I've done lots of event loops in the past (eg hellepoll in c++) and think that the cost of that is on the programmer - keeping track of things, callbacks, state machines and things and avoiding using the stack for state etc is all hard work and easy to mess up.
I am reminded of this post I saw on HN a while ago https://www.mappingthejourney.com/single-post/2017/08/31/epi... Ryan Dahl, creator of node.js, would just use Go today ;)
I very much agree. In the past, I have had quite some fun developing a few streaming parsers using Node.js, which also uses an event loop. And while these parser worked relatively good and efficient, debugging them was not an easy task. In addition, understanding the code is also a though challenge, especially for people other than the original authors.
When I started using Go more and more, I really enjoyed the different I/O-model using goroutines and blocking function calls. It also has a few drawbacks but the mental model is a lot easier to reason about.
This is improving, even in C++. This is what the core loop of a line-based echo server could look like in C++17 (and something very similar compiles today on my machine)
void echo_loop (tcp::socket socket) {
io::streambuf buffer;
std::string line;
std::error_code ec;
do {
ec = co_await async_read_line (socket, buffer, line);
if (ec)
break;
ec = co_await async_write (socket, line);
} while (!ec);
}It's a testament to what is possible through the "syscall" and "golang/x/sys" facilities.

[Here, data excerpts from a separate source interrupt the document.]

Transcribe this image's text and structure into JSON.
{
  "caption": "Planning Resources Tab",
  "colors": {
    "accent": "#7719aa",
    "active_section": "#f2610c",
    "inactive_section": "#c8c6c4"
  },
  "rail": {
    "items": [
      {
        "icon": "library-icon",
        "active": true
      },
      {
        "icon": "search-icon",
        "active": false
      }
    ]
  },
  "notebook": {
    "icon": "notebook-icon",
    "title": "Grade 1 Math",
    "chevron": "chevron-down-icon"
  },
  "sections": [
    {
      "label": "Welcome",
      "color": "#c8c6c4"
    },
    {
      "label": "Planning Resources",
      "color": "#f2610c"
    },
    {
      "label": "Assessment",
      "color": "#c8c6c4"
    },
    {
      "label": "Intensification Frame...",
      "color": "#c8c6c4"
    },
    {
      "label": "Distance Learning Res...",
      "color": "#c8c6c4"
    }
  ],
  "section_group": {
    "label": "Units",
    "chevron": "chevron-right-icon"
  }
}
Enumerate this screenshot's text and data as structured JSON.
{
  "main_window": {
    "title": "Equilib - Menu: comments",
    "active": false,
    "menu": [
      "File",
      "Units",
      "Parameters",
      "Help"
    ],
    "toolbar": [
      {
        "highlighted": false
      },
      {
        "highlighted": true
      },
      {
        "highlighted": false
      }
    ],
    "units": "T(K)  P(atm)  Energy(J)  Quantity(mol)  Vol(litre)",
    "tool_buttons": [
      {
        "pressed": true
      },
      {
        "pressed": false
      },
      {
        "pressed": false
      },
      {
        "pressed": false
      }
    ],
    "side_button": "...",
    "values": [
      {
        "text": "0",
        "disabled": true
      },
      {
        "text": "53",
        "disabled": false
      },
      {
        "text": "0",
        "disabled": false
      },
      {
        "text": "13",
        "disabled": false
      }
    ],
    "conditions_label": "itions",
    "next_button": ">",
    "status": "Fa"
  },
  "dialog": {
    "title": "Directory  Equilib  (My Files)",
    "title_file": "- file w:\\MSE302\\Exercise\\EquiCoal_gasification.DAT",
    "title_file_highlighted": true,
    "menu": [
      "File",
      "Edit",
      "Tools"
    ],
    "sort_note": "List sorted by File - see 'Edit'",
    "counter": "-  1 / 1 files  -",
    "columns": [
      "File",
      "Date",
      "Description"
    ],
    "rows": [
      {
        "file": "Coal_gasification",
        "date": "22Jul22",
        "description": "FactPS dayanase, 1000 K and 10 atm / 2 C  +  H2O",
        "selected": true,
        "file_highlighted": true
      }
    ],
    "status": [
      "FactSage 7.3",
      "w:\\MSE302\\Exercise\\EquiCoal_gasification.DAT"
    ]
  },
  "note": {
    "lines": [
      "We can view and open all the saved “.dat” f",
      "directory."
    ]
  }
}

As well as your confidence in playing with Linux internals ;)
Stripping those mechanism to pretend the event handling is faster only works if you never intend to have some real computation performed. That's never true in practice... Or am i missing something ?
So you're not missing anything.
The single-threaded nature of applications liked Redis an Haproxy is a singificant impediment to their vertical scalability. CPUs aren't getting faster, we're just going to get more cores, so anything that assumes there's only a single core seems like a dead end.
Haproxy literally just added multithreading support in 1.8.
HAProxy added threading support in 1.8 as you pointed out and Redis has started the same (for a certain subset of processing) in 4.0 as well. They're getting there but concurrency is tough.
To suggest that his product is a "dead end" due to not supporting threading seems a bit premature, as Redis and HAProxy are extremely well-regarded in their niche and they made it there without threading, and we've been at maximal clock speed for nearly a decade.
I suppose my experience might be unusual, but I frequently log in to c3.8xlarge redis machines that have a single core pegged at 100% and the rest doing nothing. Yes multiple processes help, but that requires updating clients and makes it harder to share memory.
> To suggest that his product is a "dead end" due to not supporting threading seems a bit premature, as Redis and HAProxy are extremely well-regarded in their niche and they made it there without threading.
Well yeah, CPUs hitting their GHZ limit and the dramatic increase in the number of cores per machine is a relatively recent phenomena.
I just think its weird to start a brand new project making those same assumptions, especially when the underlying programming language was explicitly designed with concurrency in mind.
It'd be like building a new networking library in Rust which ditches memory safety.
Yes, the event loop is single-threaded. The other cores can be used for other stuff, but not the event loop.
It's completely possible with this library to process operations in a background thread and wake up the loop when it's time to write a response. If that's what the developer desires.
> anything that assumes there's only a single core seems like a dead end.
If my documentation somehow implies that systems running this library do not have multiple cores then I'm sorry for the confusion. This library makes no assumption about the host server, and it does not limit the application to a single core. It just runs the event loop in one thread.